The best one is Language Transfer. Completely free (I'm a patron, though) and speaking as someone who has learned five languages aside from English, this is the best system outside of full immersion.

[–] [email protected] 24 points 6 months ago

Your browser isn’t supported because the developer or product manager who put the website together doesn’t know what the fuck they are doing. What could possibly require some cutting edge feature on a language learning website?

[–] [email protected] 10 points 6 months ago (1 children)

Duolingo, where your progress can be wiped out without any notice anytime the company wants to change the structure of the language you're learning. Super helpful!

[–] [email protected] 10 points 6 months ago

Duolingo is not useful anymore anyway due to enshittification. You'd be better off using programs like babbel or pimsleur >!pirate it!<

[–] Honytawk 8 points 6 months ago

I mean, at least it allows for more than just Chrome. You can do worse.

[–] [email protected] 7 points 6 months ago (2 children)

Quit duolingo, there are better alternatives 😇

[–] [email protected] 25 points 6 months ago (2 children)
[–] [email protected] 12 points 6 months ago

UneeBee, Busuu, LibreLingo, Memrise, etc.

[–] [email protected] 11 points 6 months ago

Language Transfer is hands down the best language learning system I've ever used. Completely free, although I have a monthly patreon donation set up.

It has 10 or 12 languages, although some of them only offer a beginner course. Still, not bad considering that it was all done by one guy!

Each course is done as MP3s with a conversation between the teacher and student. You can play them on YouTube, SoundCloud, download the mp3s, or use the extremely convenient app.

[–] [email protected] 12 points 6 months ago (1 children)

Can you name a few?
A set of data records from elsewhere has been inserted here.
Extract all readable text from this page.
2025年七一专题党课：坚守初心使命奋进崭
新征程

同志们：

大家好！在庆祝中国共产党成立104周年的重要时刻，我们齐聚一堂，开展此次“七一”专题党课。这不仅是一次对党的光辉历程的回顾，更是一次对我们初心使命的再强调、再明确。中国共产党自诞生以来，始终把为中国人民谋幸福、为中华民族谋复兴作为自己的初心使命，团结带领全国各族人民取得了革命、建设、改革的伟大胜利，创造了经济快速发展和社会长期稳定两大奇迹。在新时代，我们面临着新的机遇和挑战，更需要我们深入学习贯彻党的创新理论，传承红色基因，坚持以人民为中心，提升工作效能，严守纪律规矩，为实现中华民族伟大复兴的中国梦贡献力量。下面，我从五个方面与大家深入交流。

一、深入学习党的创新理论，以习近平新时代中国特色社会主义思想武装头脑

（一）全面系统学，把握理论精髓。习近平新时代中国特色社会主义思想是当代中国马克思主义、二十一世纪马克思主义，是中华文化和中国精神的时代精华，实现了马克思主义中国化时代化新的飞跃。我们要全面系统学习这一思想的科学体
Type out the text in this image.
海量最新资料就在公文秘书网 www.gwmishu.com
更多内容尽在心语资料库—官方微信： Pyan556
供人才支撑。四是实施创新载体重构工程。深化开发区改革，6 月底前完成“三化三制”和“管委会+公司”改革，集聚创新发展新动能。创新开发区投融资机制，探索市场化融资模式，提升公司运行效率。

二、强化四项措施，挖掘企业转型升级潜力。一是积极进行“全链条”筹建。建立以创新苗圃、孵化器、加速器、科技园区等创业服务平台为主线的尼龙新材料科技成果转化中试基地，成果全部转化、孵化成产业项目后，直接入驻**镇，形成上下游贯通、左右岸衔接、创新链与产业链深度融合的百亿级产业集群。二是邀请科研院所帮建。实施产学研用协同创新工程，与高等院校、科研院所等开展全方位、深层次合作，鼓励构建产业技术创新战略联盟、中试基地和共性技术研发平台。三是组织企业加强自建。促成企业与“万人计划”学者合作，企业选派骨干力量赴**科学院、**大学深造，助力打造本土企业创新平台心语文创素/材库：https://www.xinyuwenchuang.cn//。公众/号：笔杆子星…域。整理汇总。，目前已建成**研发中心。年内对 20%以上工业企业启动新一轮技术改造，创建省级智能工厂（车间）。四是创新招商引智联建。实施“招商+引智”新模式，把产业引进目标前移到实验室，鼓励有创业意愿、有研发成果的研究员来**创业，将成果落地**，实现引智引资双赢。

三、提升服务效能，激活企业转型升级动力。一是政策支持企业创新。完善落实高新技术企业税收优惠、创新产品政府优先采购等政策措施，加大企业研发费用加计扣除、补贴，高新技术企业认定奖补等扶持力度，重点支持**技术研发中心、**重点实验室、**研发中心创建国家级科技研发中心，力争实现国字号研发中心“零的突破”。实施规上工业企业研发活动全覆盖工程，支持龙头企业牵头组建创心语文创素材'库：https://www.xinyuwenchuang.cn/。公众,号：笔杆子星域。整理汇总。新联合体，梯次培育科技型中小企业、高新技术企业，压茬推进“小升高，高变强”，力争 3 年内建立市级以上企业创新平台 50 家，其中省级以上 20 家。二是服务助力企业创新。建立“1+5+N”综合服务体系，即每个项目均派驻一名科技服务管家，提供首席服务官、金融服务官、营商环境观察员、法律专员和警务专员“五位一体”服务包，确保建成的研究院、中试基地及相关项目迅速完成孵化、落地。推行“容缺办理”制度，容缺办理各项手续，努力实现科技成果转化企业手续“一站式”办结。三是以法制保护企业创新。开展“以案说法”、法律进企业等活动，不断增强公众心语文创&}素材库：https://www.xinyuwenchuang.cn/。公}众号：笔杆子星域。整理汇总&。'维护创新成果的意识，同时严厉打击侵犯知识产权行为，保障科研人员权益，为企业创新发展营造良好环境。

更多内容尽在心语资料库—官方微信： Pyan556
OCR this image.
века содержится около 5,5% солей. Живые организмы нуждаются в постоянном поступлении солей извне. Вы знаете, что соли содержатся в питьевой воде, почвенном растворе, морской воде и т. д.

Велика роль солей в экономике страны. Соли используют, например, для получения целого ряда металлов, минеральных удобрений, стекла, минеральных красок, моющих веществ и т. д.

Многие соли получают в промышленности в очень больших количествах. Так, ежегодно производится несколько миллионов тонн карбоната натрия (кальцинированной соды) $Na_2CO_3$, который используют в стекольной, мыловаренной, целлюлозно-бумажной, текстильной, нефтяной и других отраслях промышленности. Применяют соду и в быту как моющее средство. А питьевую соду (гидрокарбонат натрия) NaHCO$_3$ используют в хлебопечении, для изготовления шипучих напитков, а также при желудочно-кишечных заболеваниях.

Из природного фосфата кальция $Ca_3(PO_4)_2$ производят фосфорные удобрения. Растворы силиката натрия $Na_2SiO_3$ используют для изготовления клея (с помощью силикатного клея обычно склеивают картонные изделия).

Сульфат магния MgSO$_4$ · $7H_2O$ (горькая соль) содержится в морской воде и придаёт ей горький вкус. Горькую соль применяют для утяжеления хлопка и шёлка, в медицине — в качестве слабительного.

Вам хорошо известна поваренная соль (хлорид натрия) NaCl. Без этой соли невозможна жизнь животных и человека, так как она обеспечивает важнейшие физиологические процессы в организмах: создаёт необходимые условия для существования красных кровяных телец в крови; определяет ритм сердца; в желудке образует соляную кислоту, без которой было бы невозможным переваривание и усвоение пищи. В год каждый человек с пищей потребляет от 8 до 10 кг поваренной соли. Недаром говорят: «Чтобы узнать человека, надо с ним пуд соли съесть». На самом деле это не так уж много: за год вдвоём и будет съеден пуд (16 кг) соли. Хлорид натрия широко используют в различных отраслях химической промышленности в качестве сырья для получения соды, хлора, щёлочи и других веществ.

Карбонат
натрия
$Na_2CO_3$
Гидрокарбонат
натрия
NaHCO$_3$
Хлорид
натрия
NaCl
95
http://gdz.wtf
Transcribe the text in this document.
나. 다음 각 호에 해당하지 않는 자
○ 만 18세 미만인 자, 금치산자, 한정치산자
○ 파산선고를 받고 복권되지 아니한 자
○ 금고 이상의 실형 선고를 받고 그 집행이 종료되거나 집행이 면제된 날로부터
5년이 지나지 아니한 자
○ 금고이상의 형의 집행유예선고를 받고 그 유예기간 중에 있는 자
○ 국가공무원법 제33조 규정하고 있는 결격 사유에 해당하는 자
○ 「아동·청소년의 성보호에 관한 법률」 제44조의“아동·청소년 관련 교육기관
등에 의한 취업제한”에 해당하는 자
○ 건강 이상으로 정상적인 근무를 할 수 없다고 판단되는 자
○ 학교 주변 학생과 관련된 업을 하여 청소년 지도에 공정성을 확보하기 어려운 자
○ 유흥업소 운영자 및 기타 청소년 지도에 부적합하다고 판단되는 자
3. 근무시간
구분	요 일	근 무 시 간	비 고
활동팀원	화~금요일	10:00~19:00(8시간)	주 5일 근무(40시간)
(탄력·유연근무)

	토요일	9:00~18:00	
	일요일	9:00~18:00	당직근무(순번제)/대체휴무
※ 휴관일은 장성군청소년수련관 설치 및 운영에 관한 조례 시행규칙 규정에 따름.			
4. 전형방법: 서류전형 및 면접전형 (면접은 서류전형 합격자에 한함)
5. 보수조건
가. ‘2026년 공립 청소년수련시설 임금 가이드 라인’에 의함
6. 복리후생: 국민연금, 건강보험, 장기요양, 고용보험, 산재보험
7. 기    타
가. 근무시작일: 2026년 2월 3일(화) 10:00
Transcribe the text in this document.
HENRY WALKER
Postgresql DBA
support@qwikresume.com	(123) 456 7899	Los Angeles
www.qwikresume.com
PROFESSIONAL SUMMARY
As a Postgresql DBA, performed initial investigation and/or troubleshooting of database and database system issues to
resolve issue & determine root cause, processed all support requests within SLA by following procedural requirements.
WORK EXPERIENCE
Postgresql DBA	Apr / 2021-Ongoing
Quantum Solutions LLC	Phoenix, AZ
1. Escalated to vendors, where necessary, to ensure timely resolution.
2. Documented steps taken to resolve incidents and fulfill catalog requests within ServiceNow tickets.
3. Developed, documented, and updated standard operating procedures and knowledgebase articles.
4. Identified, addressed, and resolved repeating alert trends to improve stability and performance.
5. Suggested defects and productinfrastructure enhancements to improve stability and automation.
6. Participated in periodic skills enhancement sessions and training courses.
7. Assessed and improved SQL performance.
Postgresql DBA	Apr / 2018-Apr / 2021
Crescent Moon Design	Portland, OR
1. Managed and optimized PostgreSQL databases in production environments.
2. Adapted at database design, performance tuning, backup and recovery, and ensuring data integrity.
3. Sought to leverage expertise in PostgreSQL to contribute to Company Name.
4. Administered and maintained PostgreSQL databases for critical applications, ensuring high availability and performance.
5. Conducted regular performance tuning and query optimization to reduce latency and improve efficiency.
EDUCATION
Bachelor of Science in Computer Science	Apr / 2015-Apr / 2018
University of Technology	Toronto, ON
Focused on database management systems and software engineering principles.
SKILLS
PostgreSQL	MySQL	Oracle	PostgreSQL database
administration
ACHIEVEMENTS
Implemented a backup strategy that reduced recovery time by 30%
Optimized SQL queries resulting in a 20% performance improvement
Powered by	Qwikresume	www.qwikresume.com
I've been wanting to learn a new language but I've always heard Duolingo isn't the way to go

[–] [email protected] 5 points 6 months ago

UneeBee, Busuu, LibreLingo, Memrise, etc.

[–] [email protected] 3 points 6 months ago* (last edited 6 months ago) (1 children)

privacy.resistfingerprinting = true reports the Browser as "Firefox ESR". Not sure if this even exists on mobile tbh.

Added an Extension to my collection to toggle RFP

But for me Duolingo also displayed that after switching my Browser agent to "Chrome 121 Android 14" and also "Firefox 122 Android 14".

Fuck that app.

[–] [email protected] 3 points 6 months ago

Duolingo lost me when they decided to do away with user discussions. Can't believe they threw away all that.